Maybe they could build a flamethrower that can shoot balls of fire at a good distance, sort of like photon torpedoes. I would need one of these for shooting squirrels in my backyard.
“Since the time humans first began to control fire around 400,000 years ago...”
Would love to see a source to back this up.
Fantastic fire haarp into forest fires let’s give it a real whirl
“Since the time humans first began to control fire around 400,000 years ago...”
Would love to see a source to back this up.
Fire trucks and their electric wands will be common some day?
But how does it work? Cademartiri acknowledged that the phenomenon is complex with several effects occurring simultaneously. Among these effects, it appears that carbon particles, or soot, generated in the flame are key for its response to electric fields. Soot particles can easily become charged. The charged particles respond to the electric field, affecting the stability of flames, he said.
Combustion is first and foremost a chemical reaction arguably one of the most important but its been somewhat neglected by most of the chemical community, said Cademartiri. Were trying to get a more complete picture of this very complex interaction.
Cademartiri envisions that futuristic electrical devices based on the phenomenon could be fixed on the ceilings of buildings or ships, similar to stationary water sprinklers now in use. Alternatively, firefighters might carry the flame-tamer in the form of a backpack and distribute the electricity to fires using a handheld wand. Such a device could be used, for instance, to make a path for firefighters to enter a fire or create an escape path for people to exit, he said.
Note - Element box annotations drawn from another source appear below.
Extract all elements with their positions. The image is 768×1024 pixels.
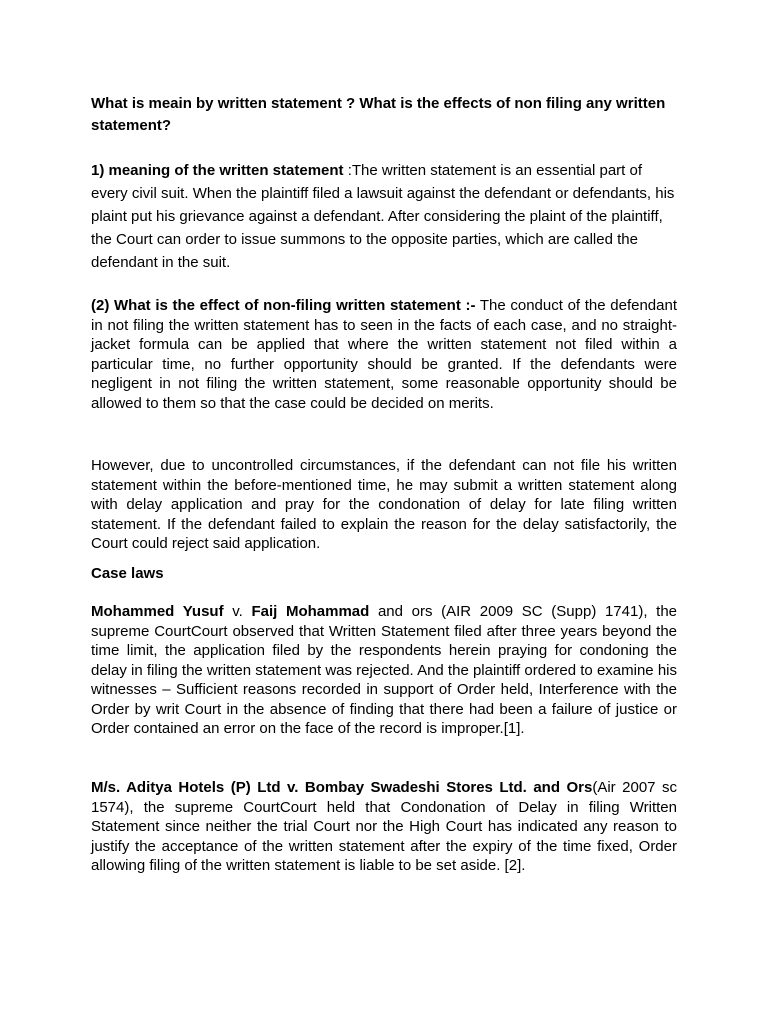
case-laws-heading: Case laws — [91, 565, 164, 582]
section-effect-text: The conduct of the defendant in not filing the written statement has to seen in the facts of each case, and no straight-jacket formula can be applied that where the written statement not filed within a particular time, no further opportunity should be granted. If the defendants were negligent in not filing the written statement, some reasonable opportunity should be allowed to them so that the case could be decided on merits. — [91, 297, 677, 412]
section-however-paragraph: However, due to uncontrolled circumstances, if the defendant can not file his written statement within the before-mentioned time, he may submit a written statement along with delay application and pray for the condonation of delay for late filing written statement. If the defendant failed to explain the reason for the delay satisfactorily, the Court could reject said application. — [91, 457, 677, 552]
case-law-2-parties: M/s. Aditya Hotels (P) Ltd v. Bombay Swadeshi Stores Ltd. and Ors — [91, 779, 593, 796]
case-law-1-party-2: Faij Mohammad — [251, 603, 370, 620]
document-title: What is meain by written statement ? What is the effects of non filing any written statement? — [91, 95, 666, 134]
case-law-1-text: and ors (AIR 2009 SC (Supp) 1741), the supreme CourtCourt observed that Written Statement filed after three years beyond the time limit, the application filed by the respondents herein praying for condoning the delay in filing the written statement was rejected. And the plaintiff ordered to examine his witnesses – Sufficient reasons recorded in support of Order held, Interference with the Order by writ Court in the absence of finding that there had been a failure of justice or Order contained an error on the face of the record is improper.[1]. — [91, 603, 677, 737]
section-meaning-heading: 1) meaning of the written statement — [91, 162, 344, 179]
section-effect-paragraph — [91, 296, 677, 413]
section-meaning-paragraph — [91, 159, 677, 274]
section-meaning-text: :The written statement is an essential part of every civil suit. When the plaintiff filed a lawsuit against the defendant or defendants, his plaint put his grievance against a defendant. After considering the plaint of the plaintiff, the Court can order to issue summons to the opposite parties, which are called the defendant in the suit. — [91, 162, 675, 271]
case-law-2-text: (Air 2007 sc 1574), the supreme CourtCourt held that Condonation of Delay in filing Written Statement since neither the trial Court nor the High Court has indicated any reason to justify the acceptance of the written statement after the expiry of the time fixed, Order allowing filing of the written statement is liable to be set aside. [2]. — [91, 779, 677, 874]
section-effect-heading: (2) What is the effect of non-filing written statement :- — [91, 297, 476, 314]
case-law-1-versus: v. — [223, 603, 252, 620]
case-law-1-party-1: Mohammed Yusuf — [91, 603, 224, 620]
case-law-1-paragraph — [91, 602, 677, 739]
case-law-2-paragraph — [91, 778, 677, 876]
The system shows particular promise for fighting fires in enclosed quarters, such as armored trucks, planes, and submarines. Large forest fires, which spread over much larger areas, are not as suitable for the technique, he noted.
Cademartiri also reported how he and his colleagues found that electrical waves can control the heat and distribution of flames. As a result, the technology could potentially improve the efficiency of a wide variety of technologies that involve controlled combustion, including automobile engines, power plants, and welding and cutting torches, he said.
###
The Defense Advanced Research Projects Agency (U.S. Department of Defense) and the U.S. Department of Energy funded this study.
http://wildfiretoday.com/2011/03/28/fight-fire-with-an-electric-wand/
I know for a fact it was 400,001 years ago.
I am thinking that a p.o. squirrel running around the outside of your house with his tail on fire is not a good thing.
Very interesting..It is. Wondering how practical it may be. Where does the fire triangle get broken? Heat, oxygen and fuel?
A well-known effect in night clubs with loud sound systems. They call it “bassing” the candles. (long “a” sound)
Plasma flame triode: http://www.sparkbangbuzz.com/flame-amp/flameamp.htm
I didn’t know Harvard still did some hard science, I doubt this is in the 15th Century Romanian Feminist Philosophy Course.
lol
Wikipedia probably.
Fire was used by Homo erectus in northern China more than 400,000 years ago, and there is sketchy evidence suggesting that it may have been used long before that (Gowlett, 1984, pp. 181-82).
http://www.dieoff.org/page137.htm
"...field created an organized flow of charged particles inside the flame, and that the flame was literally pushed away from the burner and put out."
It seems like the flame is separated from the fuel when the charged particles line up and the flame is either separated by being pushed away or allowed to waft up separate from the fuel source? Not really sure.
You can also make a loudspeaker out of an acetyline flame—my fellow engineering students would do this at our annual open house.
Then there was the “Ionovac” tweeter, marketed by DuKane and Electro-voice. No diaphragm, just a small volume of ionized gas. You used it for frequencies above several kilocycles, and had a top end for dogs and bats.